Visual Motion Estimation

Contents

This appendix presents the principle of the visual motion estimation technique used for SOLERO. Such a technique allows computing an estimate of the 3D camera motion between two stereo pairs acquisitions1. The six displacement parameters are computed on the basis of a set of 3D point-to-point matches established by tracking the pixels in the image sequence acquired by the robot. The following figure summarizes the approach:

1. 1

   At time t, a stereo pair is acquired and the Harris corner detector [29] is applied to extract interest points from both images. Then, the point-matching algorithm presented in [35] is used to find correspondences between the interest points in both images. Finally, the cloud of 3D points is obtained using stereovision and a second outlier rejection cycle is performed [36]. Stereovision is only computed for the interest points in order to reduce the computation time.

2. 1

   At time t+1, a new stereo pair is acquired and the Harris points are again extracted from both images.
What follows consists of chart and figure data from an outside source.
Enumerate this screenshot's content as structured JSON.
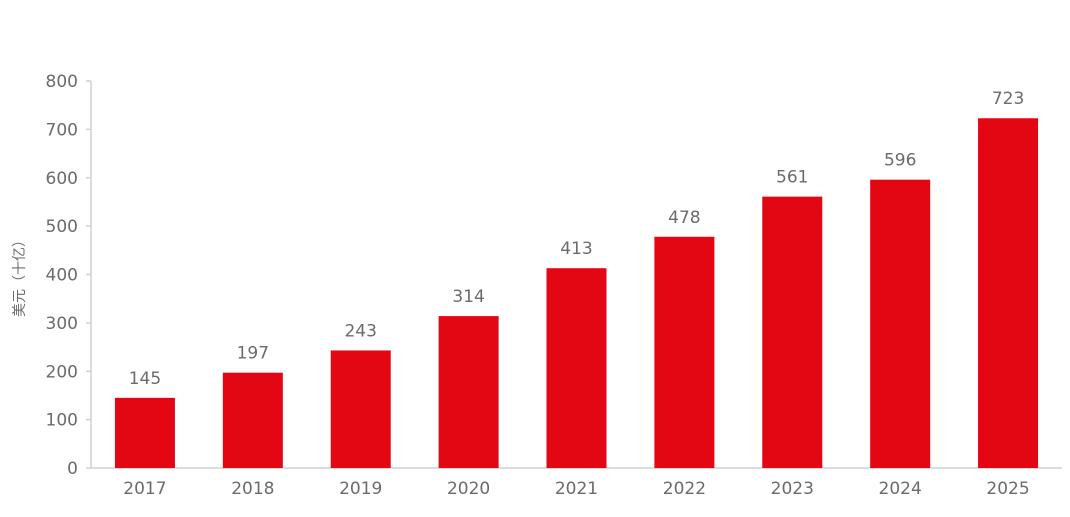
{
  "chart_data": {
    "type": "bar",
    "title": "",
    "xlabel": "",
    "ylabel": "美元（十亿）",
    "categories": [
      "2017",
      "2018",
      "2019",
      "2020",
      "2021",
      "2022",
      "2023",
      "2024",
      "2025"
    ],
    "values": [
      145,
      197,
      243,
      314,
      413,
      478,
      561,
      596,
      723
    ],
    "ylim": [
      0,
      800
    ],
    "yticks": [
      0,
      100,
      200,
      300,
      400,
      500,
      600,
      700,
      800
    ],
    "grid": false,
    "legend": "none",
    "data_labels": true,
    "colors": {
      "bar": "#e30613",
      "text": "#6b6b6b",
      "axis": "#d0d0d0"
    }
  }
}
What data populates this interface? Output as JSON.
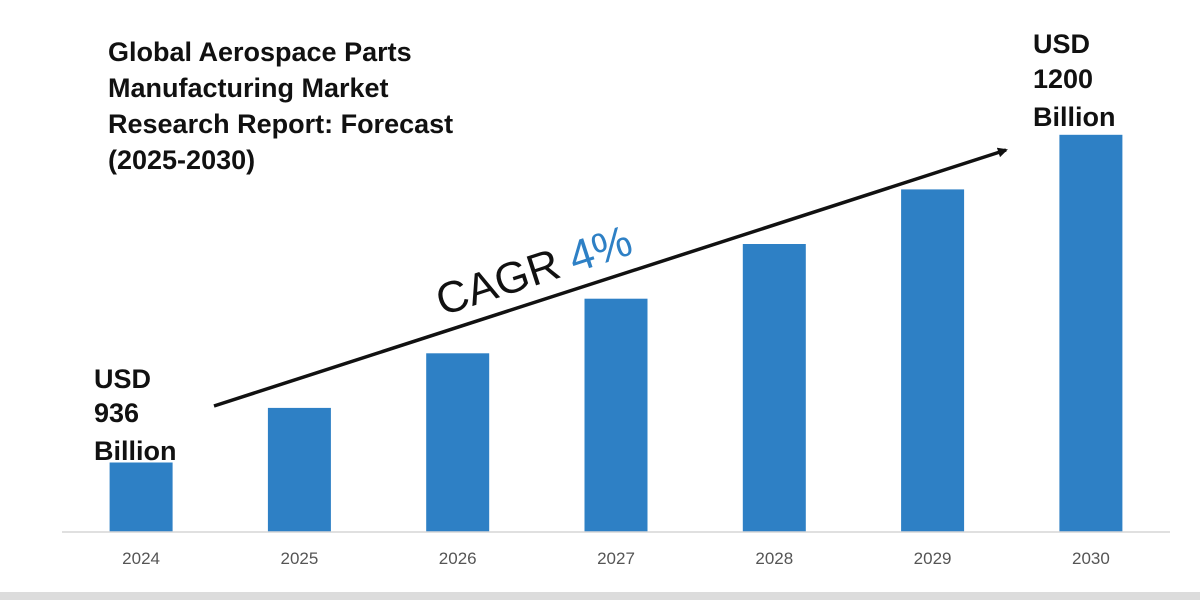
{
  "chart_data": {
    "type": "bar",
    "title": "Global Aerospace Parts Manufacturing Market Research Report: Forecast (2025-2030)",
    "title_lines": [
      "Global Aerospace Parts",
      "Manufacturing Market",
      "Research Report: Forecast",
      "(2025-2030)"
    ],
    "categories": [
      "2024",
      "2025",
      "2026",
      "2027",
      "2028",
      "2029",
      "2030"
    ],
    "values": [
      936,
      980,
      1024,
      1068,
      1112,
      1156,
      1200
    ],
    "ylim": [
      880,
      1220
    ],
    "xlabel": "",
    "ylabel": "",
    "grid": false,
    "start_label_lines": [
      "USD",
      "936",
      "Billion"
    ],
    "end_label_lines": [
      "USD",
      "1200",
      "Billion"
    ],
    "cagr_text": "CAGR ",
    "cagr_value": "4%",
    "colors": {
      "bar": "#2e80c5",
      "text": "#111111",
      "cagr_value": "#2e80c5",
      "axis": "#d6d6d6",
      "tick_label": "#555555"
    }
  }
}
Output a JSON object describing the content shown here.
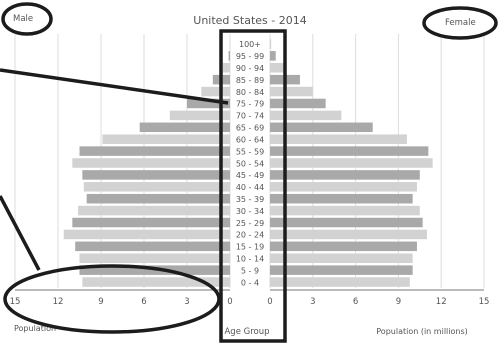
{
  "chart_data": {
    "type": "bar",
    "title": "United States - 2014",
    "categories": [
      "100+",
      "95 - 99",
      "90 - 94",
      "85 - 89",
      "80 - 84",
      "75 - 79",
      "70 - 74",
      "65 - 69",
      "60 - 64",
      "55 - 59",
      "50 - 54",
      "45 - 49",
      "40 - 44",
      "35 - 39",
      "30 - 34",
      "25 - 29",
      "20 - 24",
      "15 - 19",
      "10 - 14",
      "5 - 9",
      "0 - 4"
    ],
    "series": [
      {
        "name": "Male",
        "values": [
          0.02,
          0.1,
          0.5,
          1.2,
          2.0,
          3.0,
          4.2,
          6.3,
          8.9,
          10.5,
          11.0,
          10.3,
          10.2,
          10.0,
          10.6,
          11.0,
          11.6,
          10.8,
          10.5,
          10.5,
          10.3
        ]
      },
      {
        "name": "Female",
        "values": [
          0.08,
          0.4,
          1.1,
          2.1,
          3.0,
          3.9,
          5.0,
          7.2,
          9.6,
          11.1,
          11.4,
          10.5,
          10.3,
          10.0,
          10.5,
          10.7,
          11.0,
          10.3,
          10.0,
          10.0,
          9.8
        ]
      }
    ],
    "xlabel_left": "Population",
    "xlabel_center": "Age Group",
    "xlabel_right": "Population (in millions)",
    "left_ticks": [
      "15",
      "12",
      "9",
      "6",
      "3",
      "0"
    ],
    "right_ticks": [
      "0",
      "3",
      "6",
      "9",
      "12",
      "15"
    ],
    "xlim": [
      0,
      15
    ]
  },
  "legend": {
    "male": "Male",
    "female": "Female"
  },
  "colors": {
    "bar_light": "#d2d2d2",
    "bar_dark": "#a9a9a9",
    "annotation": "#1c1c1c",
    "axis": "#777777",
    "text": "#555555"
  }
}
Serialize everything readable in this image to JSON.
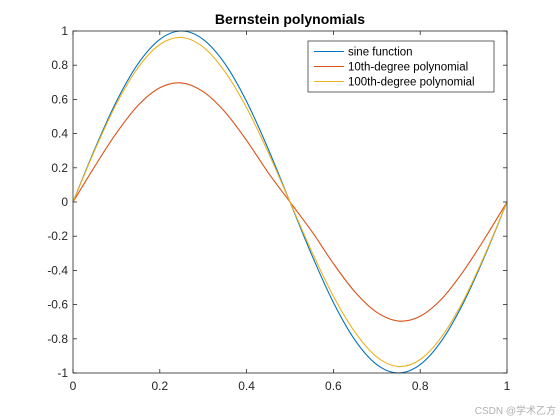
{
  "chart_data": {
    "type": "line",
    "title": "Bernstein polynomials",
    "xlabel": "",
    "ylabel": "",
    "xlim": [
      0,
      1
    ],
    "ylim": [
      -1,
      1
    ],
    "x_ticks": [
      0,
      0.2,
      0.4,
      0.6,
      0.8,
      1
    ],
    "x_tick_labels": [
      "0",
      "0.2",
      "0.4",
      "0.6",
      "0.8",
      "1"
    ],
    "y_ticks": [
      -1,
      -0.8,
      -0.6,
      -0.4,
      -0.2,
      0,
      0.2,
      0.4,
      0.6,
      0.8,
      1
    ],
    "y_tick_labels": [
      "-1",
      "-0.8",
      "-0.6",
      "-0.4",
      "-0.2",
      "0",
      "0.2",
      "0.4",
      "0.6",
      "0.8",
      "1"
    ],
    "grid": false,
    "legend_position": "top-right",
    "series": [
      {
        "name": "sine function",
        "color": "#0072BD",
        "x": [
          0,
          0.05,
          0.1,
          0.15,
          0.2,
          0.25,
          0.3,
          0.35,
          0.4,
          0.45,
          0.5,
          0.55,
          0.6,
          0.65,
          0.7,
          0.75,
          0.8,
          0.85,
          0.9,
          0.95,
          1
        ],
        "y": [
          0,
          0.309,
          0.588,
          0.809,
          0.951,
          1,
          0.951,
          0.809,
          0.588,
          0.309,
          0,
          -0.309,
          -0.588,
          -0.809,
          -0.951,
          -1,
          -0.951,
          -0.809,
          -0.588,
          -0.309,
          0
        ]
      },
      {
        "name": "10th-degree polynomial",
        "color": "#D95319",
        "x": [
          0,
          0.05,
          0.1,
          0.15,
          0.2,
          0.25,
          0.3,
          0.35,
          0.4,
          0.45,
          0.5,
          0.55,
          0.6,
          0.65,
          0.7,
          0.75,
          0.8,
          0.85,
          0.9,
          0.95,
          1
        ],
        "y": [
          0,
          0.208,
          0.403,
          0.565,
          0.668,
          0.696,
          0.645,
          0.527,
          0.36,
          0.171,
          0,
          -0.171,
          -0.36,
          -0.527,
          -0.645,
          -0.696,
          -0.668,
          -0.565,
          -0.403,
          -0.208,
          0
        ]
      },
      {
        "name": "100th-degree polynomial",
        "color": "#EDB120",
        "x": [
          0,
          0.05,
          0.1,
          0.15,
          0.2,
          0.25,
          0.3,
          0.35,
          0.4,
          0.45,
          0.5,
          0.55,
          0.6,
          0.65,
          0.7,
          0.75,
          0.8,
          0.85,
          0.9,
          0.95,
          1
        ],
        "y": [
          0,
          0.302,
          0.574,
          0.786,
          0.921,
          0.962,
          0.906,
          0.762,
          0.551,
          0.289,
          0,
          -0.289,
          -0.551,
          -0.762,
          -0.906,
          -0.962,
          -0.921,
          -0.786,
          -0.574,
          -0.302,
          0
        ]
      }
    ]
  },
  "watermark": "CSDN @学术乙方"
}
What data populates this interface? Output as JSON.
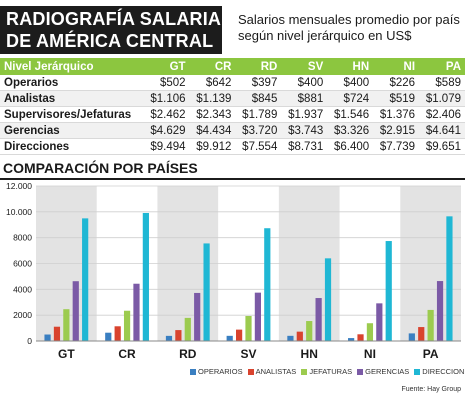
{
  "header": {
    "title_line1": "RADIOGRAFÍA SALARIAL",
    "title_line2": "DE AMÉRICA CENTRAL",
    "subtitle_line1": "Salarios mensuales promedio por país",
    "subtitle_line2": "según nivel jerárquico en US$"
  },
  "table": {
    "header": [
      "Nivel Jerárquico",
      "GT",
      "CR",
      "RD",
      "SV",
      "HN",
      "NI",
      "PA"
    ],
    "rows": [
      [
        "Operarios",
        "$502",
        "$642",
        "$397",
        "$400",
        "$400",
        "$226",
        "$589"
      ],
      [
        "Analistas",
        "$1.106",
        "$1.139",
        "$845",
        "$881",
        "$724",
        "$519",
        "$1.079"
      ],
      [
        "Supervisores/Jefaturas",
        "$2.462",
        "$2.343",
        "$1.789",
        "$1.937",
        "$1.546",
        "$1.376",
        "$2.406"
      ],
      [
        "Gerencias",
        "$4.629",
        "$4.434",
        "$3.720",
        "$3.743",
        "$3.326",
        "$2.915",
        "$4.641"
      ],
      [
        "Direcciones",
        "$9.494",
        "$9.912",
        "$7.554",
        "$8.731",
        "$6.400",
        "$7.739",
        "$9.651"
      ]
    ]
  },
  "section_title": "COMPARACIÓN POR PAÍSES",
  "source": "Fuente: Hay Group",
  "chart_data": {
    "type": "bar",
    "categories": [
      "GT",
      "CR",
      "RD",
      "SV",
      "HN",
      "NI",
      "PA"
    ],
    "series": [
      {
        "name": "OPERARIOS",
        "values": [
          502,
          642,
          397,
          400,
          400,
          226,
          589
        ],
        "color": "#3a7fc1"
      },
      {
        "name": "ANALISTAS",
        "values": [
          1106,
          1139,
          845,
          881,
          724,
          519,
          1079
        ],
        "color": "#d9432e"
      },
      {
        "name": "JEFATURAS",
        "values": [
          2462,
          2343,
          1789,
          1937,
          1546,
          1376,
          2406
        ],
        "color": "#9ccb4f"
      },
      {
        "name": "GERENCIAS",
        "values": [
          4629,
          4434,
          3720,
          3743,
          3326,
          2915,
          4641
        ],
        "color": "#7b5aa6"
      },
      {
        "name": "DIRECCIONES",
        "values": [
          9494,
          9912,
          7554,
          8731,
          6400,
          7739,
          9651
        ],
        "color": "#1fb7d4"
      }
    ],
    "ylim": [
      0,
      12000
    ],
    "yticks": [
      0,
      2000,
      4000,
      6000,
      8000,
      10000,
      12000
    ],
    "ytick_labels": [
      "0",
      "2000",
      "4000",
      "6000",
      "8000",
      "10.000",
      "12.000"
    ],
    "grid": true,
    "legend": "bottom",
    "colors": {
      "column_band": "#e3e3e3",
      "grid": "#cfcfcf",
      "table_header": "#8cc63f"
    }
  }
}
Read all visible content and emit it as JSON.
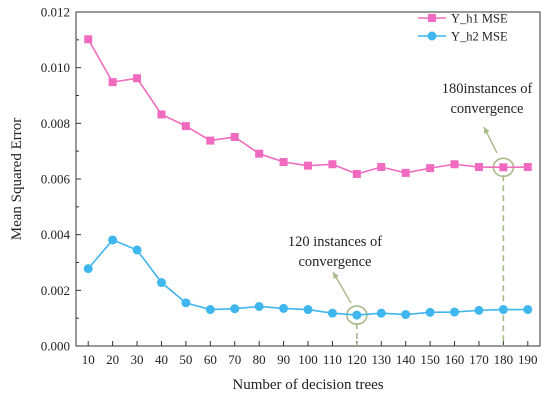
{
  "chart_data": {
    "type": "line",
    "title": "",
    "xlabel": "Number of decision trees",
    "ylabel": "Mean Squared Error",
    "x": [
      10,
      20,
      30,
      40,
      50,
      60,
      70,
      80,
      90,
      100,
      110,
      120,
      130,
      140,
      150,
      160,
      170,
      180,
      190
    ],
    "xlim": [
      5,
      195
    ],
    "ylim": [
      0,
      0.012
    ],
    "yticks": [
      "0.000",
      "0.002",
      "0.004",
      "0.006",
      "0.008",
      "0.010",
      "0.012"
    ],
    "grid": false,
    "legend_position": "top-right",
    "series": [
      {
        "name": "Y_h1 MSE",
        "color": "#f06bbf",
        "marker": "square",
        "values": [
          0.01102,
          0.00948,
          0.00962,
          0.00832,
          0.0079,
          0.00738,
          0.00751,
          0.00691,
          0.00661,
          0.00648,
          0.00653,
          0.00618,
          0.00643,
          0.00622,
          0.00639,
          0.00653,
          0.00643,
          0.00642,
          0.00643
        ]
      },
      {
        "name": "Y_h2 MSE",
        "color": "#3fb6ee",
        "marker": "circle",
        "values": [
          0.00278,
          0.00381,
          0.00345,
          0.00228,
          0.00155,
          0.00131,
          0.00134,
          0.00142,
          0.00135,
          0.00131,
          0.00118,
          0.00111,
          0.00118,
          0.00113,
          0.00121,
          0.00122,
          0.00128,
          0.00131,
          0.00131
        ]
      }
    ],
    "annotations": [
      {
        "lines": [
          "120 instances of",
          "convergence"
        ],
        "x": 120,
        "series": 1
      },
      {
        "lines": [
          "180instances of",
          "convergence"
        ],
        "x": 180,
        "series": 0
      }
    ],
    "annotation_color": "#a8ba8a"
  }
}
Then, the correspondences between the interest point extracted in the left images (acquired at time t and t+1) are searched using the same technique as presented in 1.

3. 1

   The stereovision is used to compute the cloud of 3D points at time t+1.

4. 1

   Finally, the six displacement parameters between t and t+1 are computed using the least square minimization technique presented in [28].

The approach is robust and provides accurate motion estimates. A precision of 1% can be attained after a 100-m traverse. More details about the visual motion estimation technique can be found in [36]. In particular, the error model for the six displacement parameters is presented. This uncertainty model is used in Chapter 5 for sensor fusion.